Nominé parmi d’autres personnalités pour recevoir le Campaign Award de l’association Cavaria, l’évêque d’Anvers Johan Bonny n’a pas fait part d’un enthousiasme débordant et a même demandé à ce que son nom soit retiré. «Il ne souhaitait pas recevoir de prix pour ce qui est de sa mission et de sa responsabilité», a insisté Olivier Lins, porte-parole du diocèse. Malgré ces réticences, l’association flamande a tout de même décerné ce prix à l’évêque le 17 janvier en signe de reconnaissance pour ses prises de positions envers les couples de même sexe et les familles homoparentales lors du synode sur la famille. Un prix qui n’a donc pas forcément fait plaisir à l’ecclésiastique: «Comme le prix lui a malgré tout été décerné, Mgr Bonny souligne vouloir préserver son indépendance face à tous les groupes ou associations impliqués dans un domaine particulier, a déclaré le porte-parole du diocèse.
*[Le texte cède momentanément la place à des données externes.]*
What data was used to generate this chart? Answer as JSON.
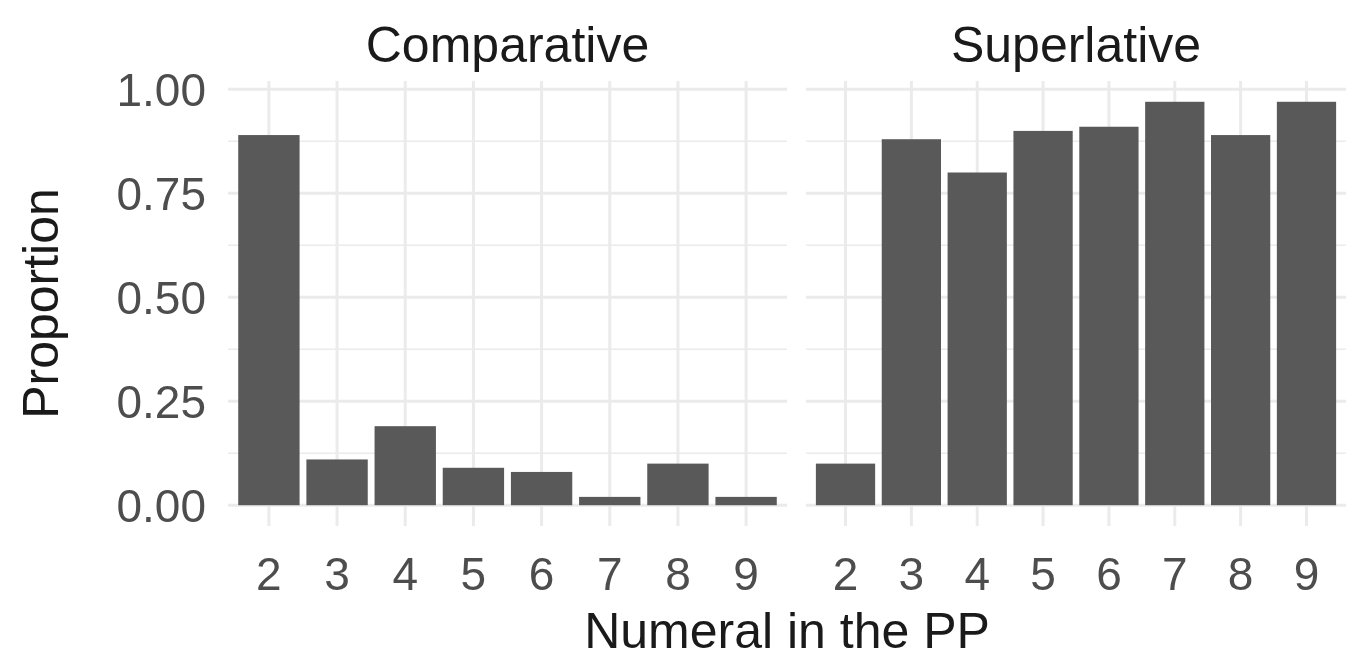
{
  "chart_data": [
    {
      "type": "bar",
      "title": "Comparative",
      "xlabel": "Numeral in the PP",
      "ylabel": "Proportion",
      "categories": [
        "2",
        "3",
        "4",
        "5",
        "6",
        "7",
        "8",
        "9"
      ],
      "values": [
        0.89,
        0.11,
        0.19,
        0.09,
        0.08,
        0.02,
        0.1,
        0.02
      ],
      "color": "#595959",
      "ylim": [
        -0.05,
        1.02
      ],
      "yticks": [
        {
          "value": 0,
          "label": "0.00"
        },
        {
          "value": 0.125,
          "label": null
        },
        {
          "value": 0.25,
          "label": "0.25"
        },
        {
          "value": 0.375,
          "label": null
        },
        {
          "value": 0.5,
          "label": "0.50"
        },
        {
          "value": 0.625,
          "label": null
        },
        {
          "value": 0.75,
          "label": "0.75"
        },
        {
          "value": 0.875,
          "label": null
        },
        {
          "value": 1,
          "label": "1.00"
        }
      ],
      "grid": true
    },
    {
      "type": "bar",
      "title": "Superlative",
      "categories": [
        "2",
        "3",
        "4",
        "5",
        "6",
        "7",
        "8",
        "9"
      ],
      "values": [
        0.1,
        0.88,
        0.8,
        0.9,
        0.91,
        0.97,
        0.89,
        0.97
      ],
      "color": "#595959",
      "ylim": [
        -0.05,
        1.02
      ],
      "yticks": [
        0,
        {
          "value": 0.125,
          "label": null
        },
        0.25,
        {
          "value": 0.375,
          "label": null
        },
        0.5,
        {
          "value": 0.625,
          "label": null
        },
        0.75,
        {
          "value": 0.875,
          "label": null
        },
        1
      ],
      "grid": true,
      "tick_labels": "x"
    }
  ]
}
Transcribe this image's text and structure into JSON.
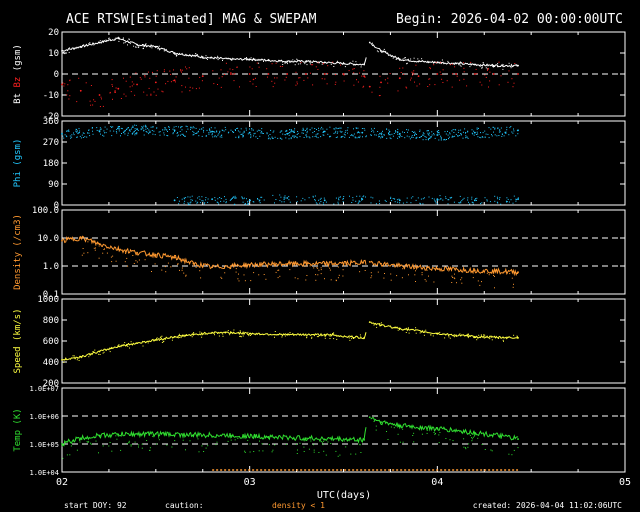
{
  "header": {
    "title": "ACE RTSW[Estimated] MAG & SWEPAM",
    "begin": "Begin: 2026-04-02 00:00:00UTC"
  },
  "footer": {
    "start_doy": "start DOY:  92",
    "caution": "caution:",
    "density_note": "density < 1",
    "created": "created: 2026-04-04 11:02:06UTC"
  },
  "colors": {
    "background": "#000000",
    "axis": "#ffffff",
    "bt": "#ffffff",
    "bz": "#ff2020",
    "phi": "#22c8ff",
    "density": "#ff9930",
    "speed": "#ffff40",
    "temp": "#30e030"
  },
  "chart_data": {
    "type": "line",
    "x_axis": {
      "label": "UTC(days)",
      "range": [
        2,
        5
      ],
      "tick_labels": [
        "02",
        "03",
        "04",
        "05"
      ],
      "data_end": 4.43,
      "data_gap": [
        3.62,
        3.64
      ]
    },
    "panels": [
      {
        "id": "mag",
        "ylabel": [
          "Bt",
          "Bz",
          "(gsm)"
        ],
        "ylim": [
          -20,
          20
        ],
        "ticks": [
          "20",
          "10",
          "0",
          "-10",
          "-20"
        ],
        "tick_values": [
          20,
          10,
          0,
          -10,
          -20
        ],
        "dashed": [
          0
        ],
        "series": [
          {
            "name": "Bt",
            "color": "#ffffff",
            "style": "line",
            "x": [
              2.0,
              2.1,
              2.2,
              2.3,
              2.4,
              2.5,
              2.6,
              2.75,
              2.9,
              3.0,
              3.1,
              3.2,
              3.3,
              3.4,
              3.5,
              3.61,
              3.64,
              3.7,
              3.8,
              3.9,
              4.0,
              4.1,
              4.2,
              4.3,
              4.43
            ],
            "y": [
              11,
              13,
              15,
              17,
              14,
              13,
              10,
              8,
              7,
              7,
              6.5,
              6,
              6,
              5.5,
              5,
              4.5,
              15,
              11,
              7,
              6,
              5.5,
              5,
              4.5,
              4,
              4
            ]
          },
          {
            "name": "Bz",
            "color": "#ff2020",
            "style": "scatter",
            "noise": 6,
            "x": [
              2.0,
              2.1,
              2.2,
              2.3,
              2.4,
              2.5,
              2.6,
              2.75,
              2.9,
              3.0,
              3.1,
              3.2,
              3.3,
              3.4,
              3.5,
              3.61,
              3.64,
              3.7,
              3.8,
              3.9,
              4.0,
              4.1,
              4.2,
              4.3,
              4.43
            ],
            "y": [
              -5,
              -8,
              -10,
              -7,
              -5,
              -4,
              -3,
              -1,
              0,
              0,
              0,
              0,
              0,
              0,
              0,
              -1,
              -6,
              -4,
              -2,
              -1,
              0,
              0,
              0,
              0,
              0
            ]
          }
        ]
      },
      {
        "id": "phi",
        "ylabel": [
          "Phi (gsm)"
        ],
        "ylim": [
          0,
          360
        ],
        "ticks": [
          "360",
          "270",
          "180",
          "90",
          "0"
        ],
        "tick_values": [
          360,
          270,
          180,
          90,
          0
        ],
        "dashed": [],
        "series": [
          {
            "name": "Phi",
            "color": "#22c8ff",
            "style": "scatter",
            "noise": 22,
            "x": [
              2.0,
              2.2,
              2.4,
              2.6,
              2.8,
              3.0,
              3.2,
              3.4,
              3.6,
              3.8,
              4.0,
              4.2,
              4.43
            ],
            "y": [
              305,
              315,
              325,
              320,
              315,
              310,
              305,
              315,
              310,
              305,
              300,
              310,
              320
            ]
          },
          {
            "name": "Phi-low",
            "color": "#22c8ff",
            "style": "scatter",
            "noise": 18,
            "x": [
              2.6,
              2.8,
              3.0,
              3.2,
              3.4,
              3.6,
              3.8,
              4.0,
              4.2,
              4.43
            ],
            "y": [
              20,
              25,
              20,
              30,
              20,
              25,
              20,
              25,
              20,
              25
            ]
          }
        ]
      },
      {
        "id": "density",
        "ylabel": [
          "Density (/cm3)"
        ],
        "ylim": [
          0.1,
          100
        ],
        "log": true,
        "ticks": [
          "100.0",
          "10.0",
          "1.0",
          "0.1"
        ],
        "tick_values": [
          100,
          10,
          1,
          0.1
        ],
        "dashed": [
          10,
          1
        ],
        "series": [
          {
            "name": "Density",
            "color": "#ff9930",
            "style": "line",
            "x": [
              2.0,
              2.1,
              2.2,
              2.3,
              2.4,
              2.5,
              2.6,
              2.7,
              2.8,
              2.9,
              3.0,
              3.2,
              3.4,
              3.6,
              3.64,
              3.7,
              3.8,
              4.0,
              4.2,
              4.43
            ],
            "y": [
              8,
              10,
              6,
              4,
              3,
              2.5,
              2,
              1.2,
              0.9,
              1,
              1.1,
              1.2,
              1.2,
              1.3,
              1.4,
              1.2,
              1.0,
              0.8,
              0.7,
              0.6
            ]
          }
        ]
      },
      {
        "id": "speed",
        "ylabel": [
          "Speed (km/s)"
        ],
        "ylim": [
          200,
          1000
        ],
        "ticks": [
          "1000",
          "800",
          "600",
          "400",
          "200"
        ],
        "tick_values": [
          1000,
          800,
          600,
          400,
          200
        ],
        "dashed": [],
        "series": [
          {
            "name": "Speed",
            "color": "#ffff40",
            "style": "line",
            "x": [
              2.0,
              2.1,
              2.2,
              2.3,
              2.4,
              2.5,
              2.6,
              2.7,
              2.8,
              2.9,
              3.0,
              3.2,
              3.4,
              3.61,
              3.64,
              3.7,
              3.8,
              4.0,
              4.2,
              4.43
            ],
            "y": [
              420,
              450,
              500,
              550,
              580,
              610,
              640,
              660,
              680,
              680,
              670,
              660,
              660,
              630,
              780,
              750,
              720,
              670,
              640,
              630
            ]
          }
        ]
      },
      {
        "id": "temp",
        "ylabel": [
          "Temp (K)"
        ],
        "ylim": [
          10000,
          10000000
        ],
        "log": true,
        "ticks": [
          "1.0E+07",
          "1.0E+06",
          "1.0E+05",
          "1.0E+04"
        ],
        "tick_values": [
          10000000,
          1000000,
          100000,
          10000
        ],
        "dashed": [
          1000000,
          100000
        ],
        "series": [
          {
            "name": "Temp",
            "color": "#30e030",
            "style": "line",
            "x": [
              2.0,
              2.1,
              2.2,
              2.3,
              2.5,
              2.7,
              2.9,
              3.1,
              3.3,
              3.61,
              3.64,
              3.7,
              3.8,
              4.0,
              4.2,
              4.43
            ],
            "y": [
              100000,
              160000,
              200000,
              220000,
              230000,
              210000,
              200000,
              180000,
              160000,
              140000,
              900000,
              600000,
              450000,
              350000,
              250000,
              150000
            ]
          }
        ]
      }
    ]
  }
}
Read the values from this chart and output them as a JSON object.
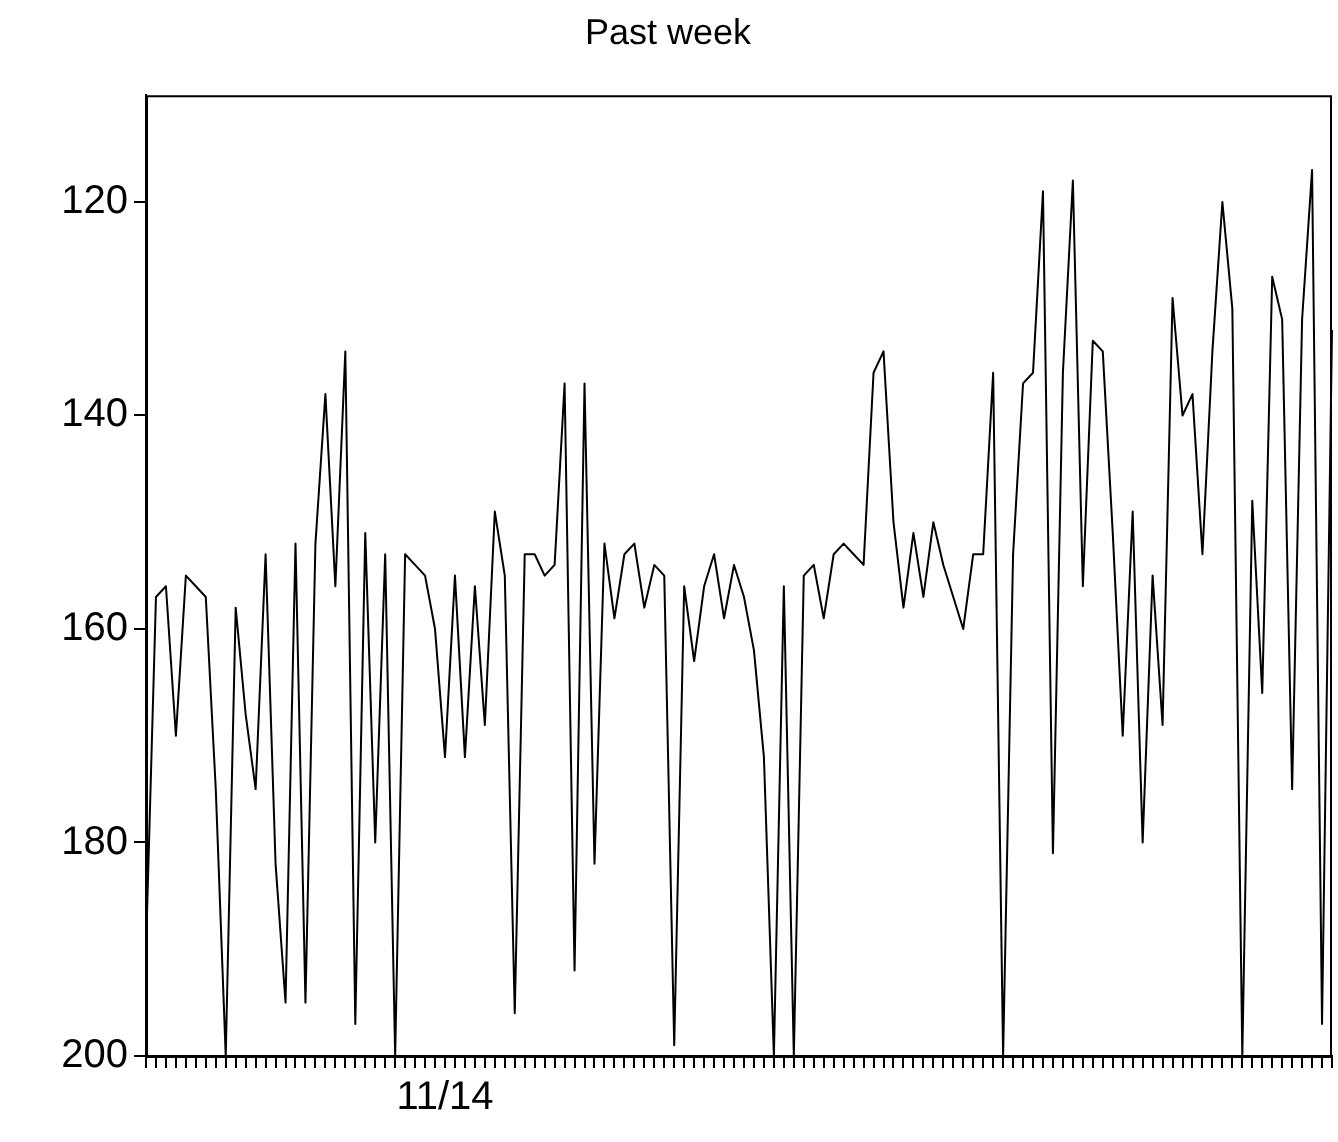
{
  "chart_data": {
    "type": "line",
    "title": "Past week",
    "categories": [
      null,
      null,
      null,
      null,
      null,
      null,
      null,
      null,
      null,
      null,
      null,
      null,
      null,
      null,
      null,
      null,
      null,
      null,
      null,
      null,
      null,
      null,
      null,
      null,
      null,
      null,
      null,
      null,
      null,
      null,
      "11/14",
      null,
      null,
      null,
      null,
      null,
      null,
      null,
      null,
      null,
      null,
      null,
      null,
      null,
      null,
      null,
      null,
      null,
      null,
      null,
      null,
      null,
      null,
      null,
      null,
      null,
      null,
      null,
      null,
      null,
      null,
      null,
      null,
      null,
      null,
      null,
      null,
      null,
      null,
      null,
      null,
      null,
      null,
      null,
      null,
      null,
      null,
      null,
      null,
      null,
      null,
      null,
      null,
      null,
      null,
      null,
      null,
      null,
      null,
      null,
      null,
      null,
      null,
      null,
      null,
      null,
      null,
      null,
      null,
      null,
      null,
      null,
      null,
      null,
      null,
      null,
      null,
      null,
      null,
      null,
      null,
      null,
      null,
      null,
      null,
      null,
      null,
      null,
      null,
      null
    ],
    "values": [
      190,
      157,
      156,
      170,
      155,
      156,
      157,
      175,
      200,
      158,
      168,
      175,
      153,
      182,
      195,
      152,
      195,
      152,
      138,
      156,
      134,
      197,
      151,
      180,
      153,
      200,
      153,
      154,
      155,
      160,
      172,
      155,
      172,
      156,
      169,
      149,
      155,
      196,
      153,
      153,
      155,
      154,
      137,
      192,
      137,
      182,
      152,
      159,
      153,
      152,
      158,
      154,
      155,
      199,
      156,
      163,
      156,
      153,
      159,
      154,
      157,
      162,
      172,
      200,
      156,
      200,
      155,
      154,
      159,
      153,
      152,
      153,
      154,
      136,
      134,
      150,
      158,
      151,
      157,
      150,
      154,
      157,
      160,
      153,
      153,
      136,
      200,
      153,
      137,
      136,
      119,
      181,
      136,
      118,
      156,
      133,
      134,
      151,
      170,
      149,
      180,
      155,
      169,
      129,
      140,
      138,
      153,
      134,
      120,
      130,
      200,
      148,
      166,
      127,
      131,
      175,
      131,
      117,
      197,
      132
    ],
    "color": "#000000",
    "line_style": "solid",
    "ylim": [
      200,
      110
    ],
    "yticks": [
      120,
      140,
      160,
      180,
      200
    ],
    "grid": false,
    "legend": false
  }
}
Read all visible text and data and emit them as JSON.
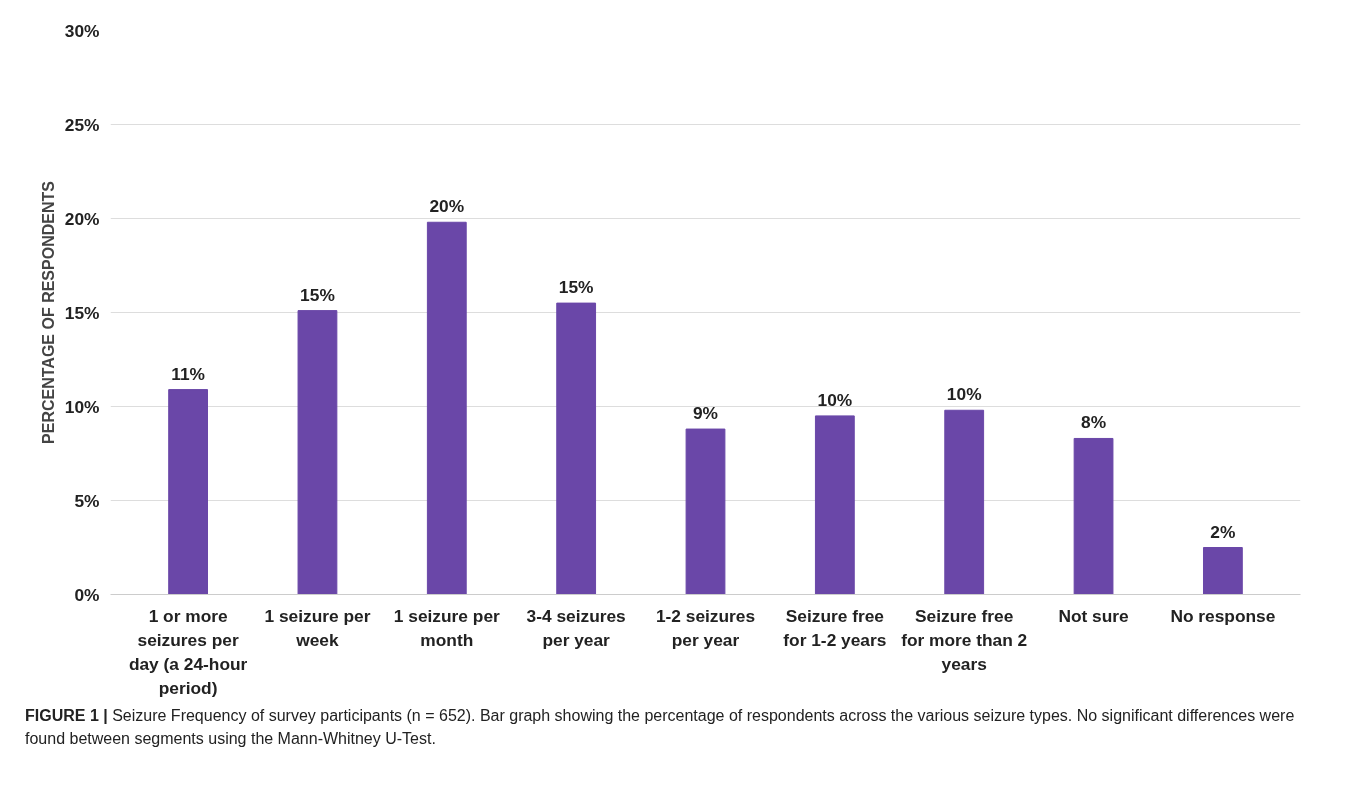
{
  "chart_data": {
    "type": "bar",
    "ylabel": "PERCENTAGE OF RESPONDENTS",
    "categories": [
      "1 or more seizures per day (a 24-hour period)",
      "1 seizure per week",
      "1 seizure per month",
      "3-4 seizures per year",
      "1-2 seizures per year",
      "Seizure free for 1-2 years",
      "Seizure free for more than 2 years",
      "Not sure",
      "No response"
    ],
    "values": [
      10.9,
      15.1,
      19.8,
      15.5,
      8.8,
      9.5,
      9.8,
      8.3,
      2.5
    ],
    "value_labels": [
      "11%",
      "15%",
      "20%",
      "15%",
      "9%",
      "10%",
      "10%",
      "8%",
      "2%"
    ],
    "color": "#6a47a8",
    "ylim": [
      0,
      30
    ],
    "yticks": [
      {
        "value": 0,
        "label": "0%"
      },
      {
        "value": 5,
        "label": "5%"
      },
      {
        "value": 10,
        "label": "10%"
      },
      {
        "value": 15,
        "label": "15%"
      },
      {
        "value": 20,
        "label": "20%"
      },
      {
        "value": 25,
        "label": "25%"
      },
      {
        "value": 30,
        "label": "30%"
      }
    ],
    "grid": "y",
    "annotations": [
      "FIGURE 1 | Seizure Frequency of survey participants (n = 652). Bar graph showing the percentage of respondents across the various seizure types. No significant differences were found between segments using the Mann-Whitney U-Test."
    ]
  }
}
Son objectif demeure d’unir et de réconcilier, sur les pas du pape François.»

Si Cavaria a choisi Johan Bonny, ce n’est certainement pas pour l’embêter mais pour saluer les valeurs progressistes qu’il transmet aux fidèles. Jeroen Borghs, le porte-parole de l’association, maintient que l’opinion de l’évêque mérite largement d’être mise en avant: «L’évêque donne ainsi la parole à un groupe croissant de personnes au sein de l’Église catholique qui veulent suivre la voie de la réconciliation et de la diversité. L’importance de cet argument ne peut pas être sous-estimée étant donné l’influence morale de l’Église dans de nombreuses parties du monde. Pour beaucoup de gens, les mots de Bonny sont un encouragement. Non seulement les croyant.e.s homosexuel.le.s peuvent y puiser des forces, mais pour leurs parents et leurs grands-parents, ce message est important.»

Johan Bonny est pressenti pour prendre la succession de Monseigneur André-Joseph Léonard, l’actuel archevêque de Malines-Bruxelles et primat de Belgique, qui prendra sa retraite en mai 2015.